Personnelle, je ne pense pas, mais ce qu'il semble effectivement, c'est que ce sont surtout des hindouistes qui le disent, et que les réserves viennent de bouddhistes. Maintenant, je n'ai vu aucun argument de fond dans ces réserves. "Le bouddha historique n'a jamais parlé d'atman"(ce qui apparaît partiellement faux plus haut, d'ailleurs) ; "il a nié qu'il puisse y avoir un "moi substantiel"" n'est une preuve de rien de mon point de vue : il n'y a pas de moi substantiel dans le vedanta non plus. J'attends qu'on me montre clairement en quoi l'atman impersonnel, le Soi, est différent du Non-né, de la nature de Bouddha, du nirvana, etc. Sinon c'est de la dispute de théologien, pas du sens. Et le sens, à ce stade, ne peut venir que d'êtres humains réalisés.

hokousai a écrit :De mon pt de vue Dieu chez Spinoza n'a pas conscience de lui même .Spinoza ne parle pas de l'idée de l'idée de Diue. Or chez lui la conscience c'est l'idée de l' idée.

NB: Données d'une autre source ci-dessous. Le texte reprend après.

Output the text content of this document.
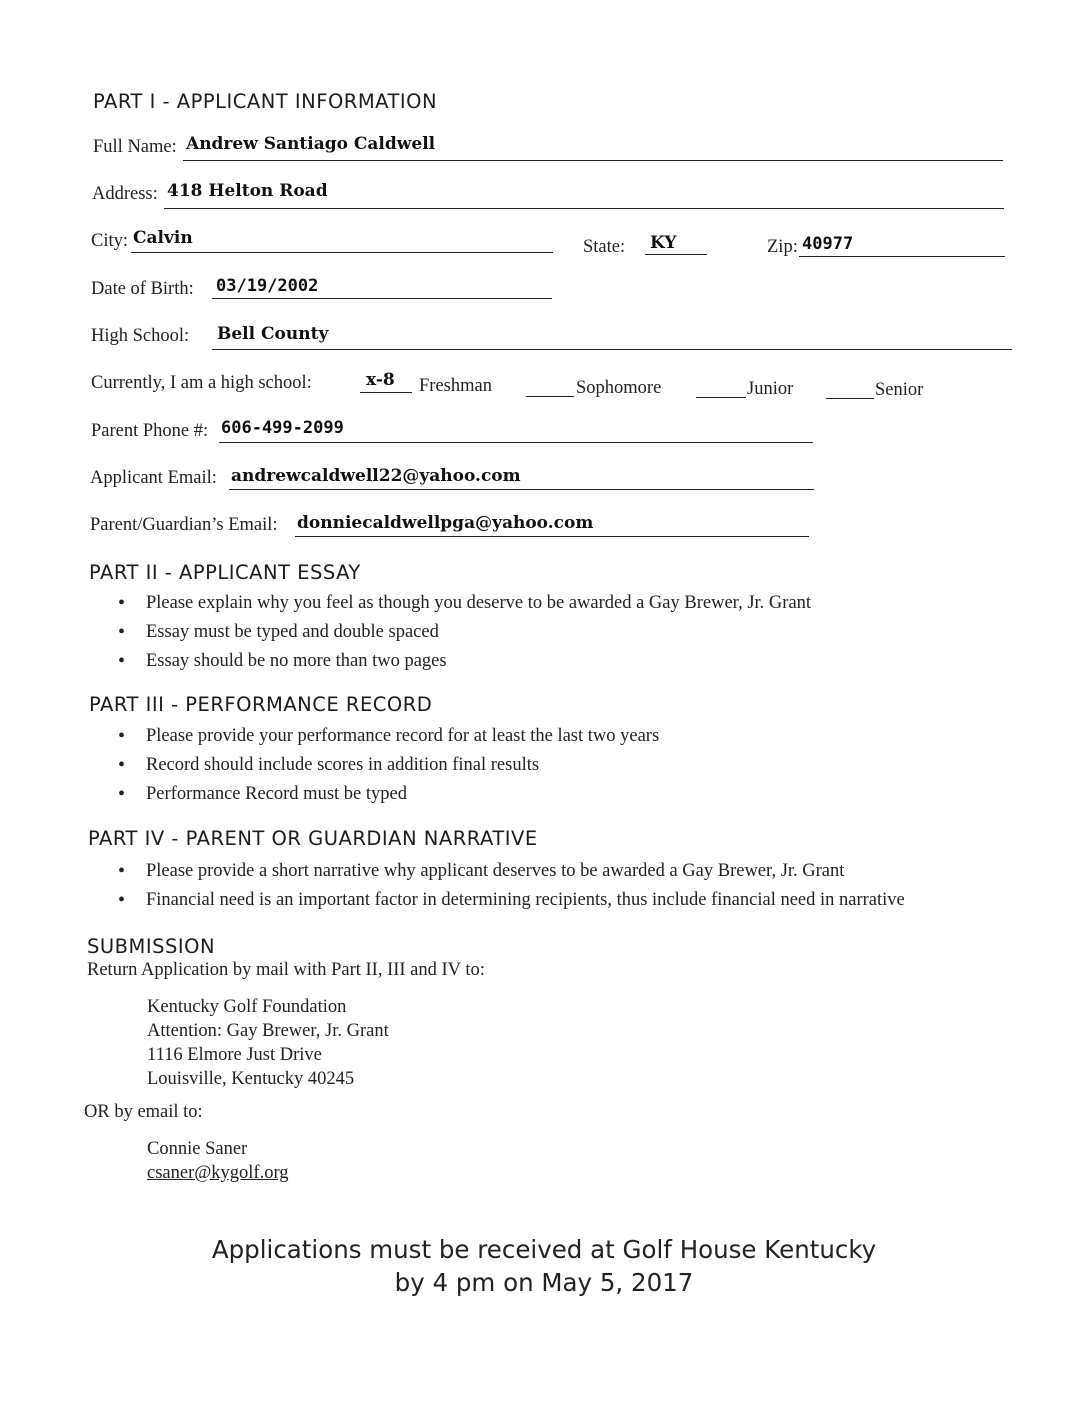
PART I - APPLICANT INFORMATION
Full Name: Andrew Santiago Caldwell
Address: 418 Helton Road
City: Calvin	State: KY	Zip: 40977
Date of Birth: 03/19/2002
High School: Bell County
Currently, I am a high school:	x-8 Freshman	Sophomore	Junior	Senior
Parent Phone #: 606-499-2099
Applicant Email: andrewcaldwell22@yahoo.com
Parent/Guardian’s Email: donniecaldwellpga@yahoo.com
PART II - APPLICANT ESSAY
• Please explain why you feel as though you deserve to be awarded a Gay Brewer, Jr. Grant
• Essay must be typed and double spaced
• Essay should be no more than two pages
PART III - PERFORMANCE RECORD
• Please provide your performance record for at least the last two years
• Record should include scores in addition final results
• Performance Record must be typed
PART IV - PARENT OR GUARDIAN NARRATIVE
• Please provide a short narrative why applicant deserves to be awarded a Gay Brewer, Jr. Grant
• Financial need is an important factor in determining recipients, thus include financial need in narrative
SUBMISSION
Return Application by mail with Part II, III and IV to:
Kentucky Golf Foundation
Attention: Gay Brewer, Jr. Grant
1116 Elmore Just Drive
Louisville, Kentucky 40245
OR by email to:
Connie Saner
csaner@kygolf.org
Applications must be received at Golf House Kentucky
by 4 pm on May 5, 2017
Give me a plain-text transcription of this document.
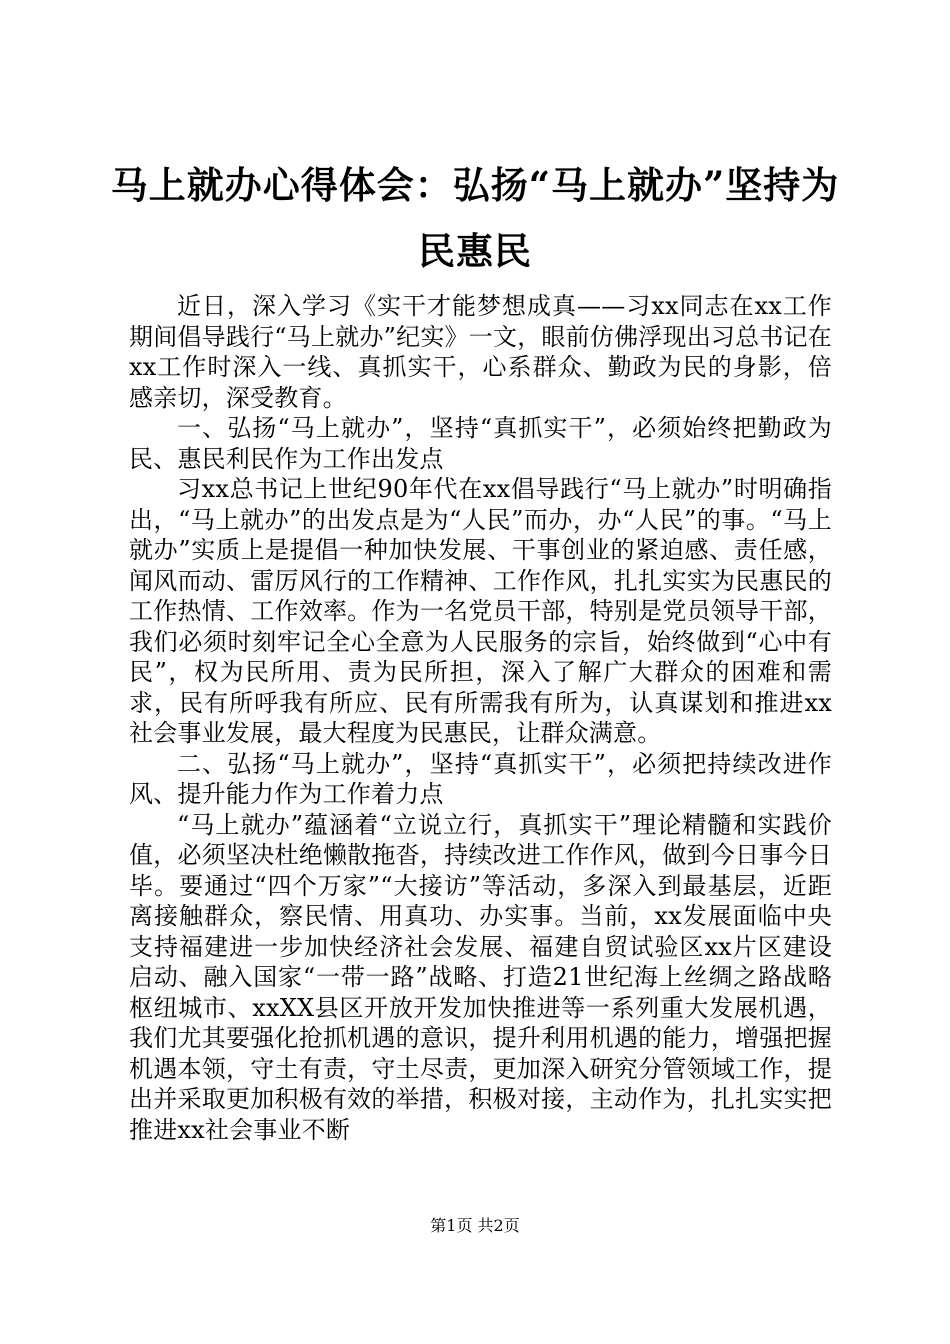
马上就办心得体会：弘扬“马上就办”坚持为民惠民

近日，深入学习《实干才能梦想成真——习xx同志在xx工作期间倡导践行“马上就办”纪实》一文，眼前仿佛浮现出习总书记在xx工作时深入一线、真抓实干，心系群众、勤政为民的身影，倍感亲切，深受教育。

一、弘扬“马上就办”，坚持“真抓实干”，必须始终把勤政为民、惠民利民作为工作出发点

习xx总书记上世纪90年代在xx倡导践行“马上就办”时明确指出，“马上就办”的出发点是为“人民”而办，办“人民”的事。“马上就办”实质上是提倡一种加快发展、干事创业的紧迫感、责任感，闻风而动、雷厉风行的工作精神、工作作风，扎扎实实为民惠民的工作热情、工作效率。作为一名党员干部，特别是党员领导干部，我们必须时刻牢记全心全意为人民服务的宗旨，始终做到“心中有民”，权为民所用、责为民所担，深入了解广大群众的困难和需求，民有所呼我有所应、民有所需我有所为，认真谋划和推进xx社会事业发展，最大程度为民惠民，让群众满意。

二、弘扬“马上就办”，坚持“真抓实干”，必须把持续改进作风、提升能力作为工作着力点

“马上就办”蕴涵着“立说立行，真抓实干”理论精髓和实践价值，必须坚决杜绝懒散拖沓，持续改进工作作风，做到今日事今日毕。要通过“四个万家”“大接访”等活动，多深入到最基层，近距离接触群众，察民情、用真功、办实事。当前，xx发展面临中央支持福建进一步加快经济社会发展、福建自贸试验区xx片区建设启动、融入国家“一带一路”战略、打造21世纪海上丝绸之路战略枢纽城市、xxXX县区开放开发加快推进等一系列重大发展机遇，我们尤其要强化抢抓机遇的意识，提升利用机遇的能力，增强把握机遇本领，守土有责，守土尽责，更加深入研究分管领域工作，提出并采取更加积极有效的举措，积极对接，主动作为，扎扎实实把推进xx社会事业不断

第1页 共2页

Spinoza a écrit :PM2Ch7 : L'objet de la science de Dieu est Dieu lui-même. – Revenons donc à notre propos, à savoir qu'il n'y a hors de Dieu aucun objet de sa science, mais qu'il est lui-même l'objet de sa science et même qu'il est sa science. Pour ceux qui pensent que le monde est l'objet de la science de Dieu, ils sont beaucoup moins raisonnables que ceux qui veulent qu'un édifice construit par quelque architecte distingué soit tenu pour un objet de sa science. Car l'architecte est obligé de chercher hors de lui-même une matière convenable ; mais Dieu n'a cherché aucune matière hors de lui : quant à leur essence et quant à leur existence les choses ont été fabriquées par un entendement identique à sa volonté.

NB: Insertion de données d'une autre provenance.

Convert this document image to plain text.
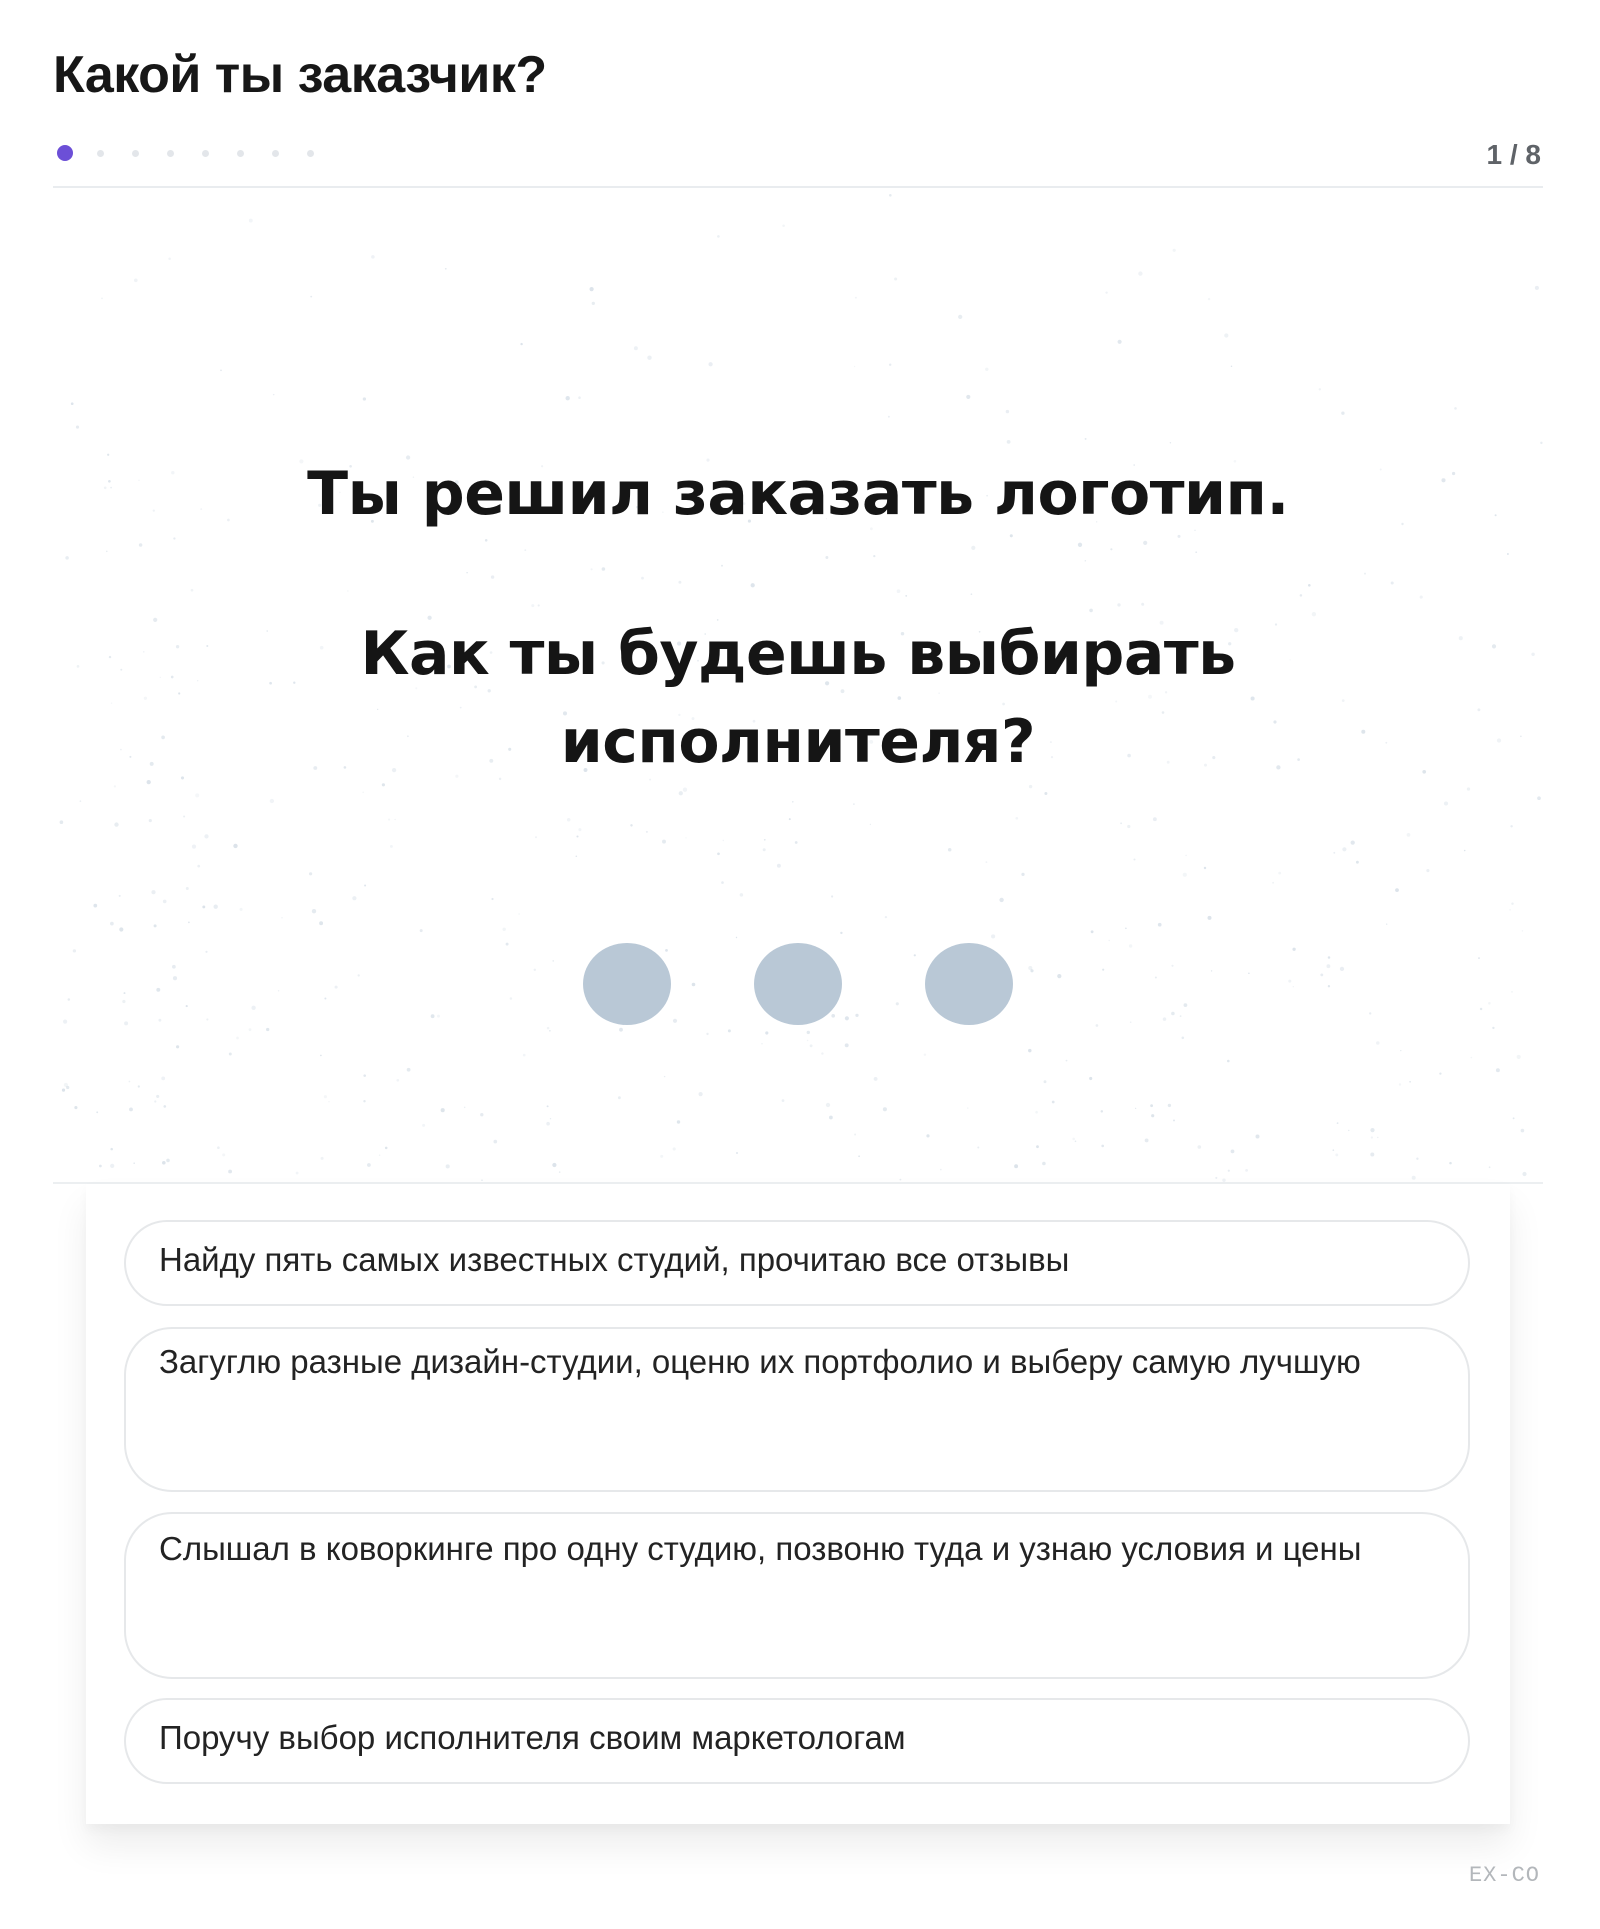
Какой ты заказчик?
1 / 8
Ты решил заказать логотип.
Как ты будешь выбирать
исполнителя?
Найду пять самых известных студий, прочитаю все отзывы
Загуглю разные дизайн-студии, оценю их портфолио и выберу самую лучшую
Слышал в коворкинге про одну студию, позвоню туда и узнаю условия и цены
Поручу выбор исполнителя своим маркетологам
EX-CO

E2P21S : ... l’idée de l’âme et l’âme elle-même, ce n’est qu’une seule et même chose conçue sous un seul et même attribut, savoir la pensée. Je dis donc que l’idée de l’âme et l’âme elle-même sont en Dieu par la même nécessité et résultent de la même puissance de penser. L’idée de l’âme, en effet, c’est-à-dire l’idée d’une idée, n’est autre chose que la forme de cette idée, en tant qu’on la considère comme mode de la pensée, sans égard à son objet ; car aussitôt qu’on connaît une chose, on connaît par cela même qu’on la connaît, et en même temps on sait qu’on a cette connaissance et ainsi de suite à l’infini. Mais nous reviendrons plus tard sur cette matière.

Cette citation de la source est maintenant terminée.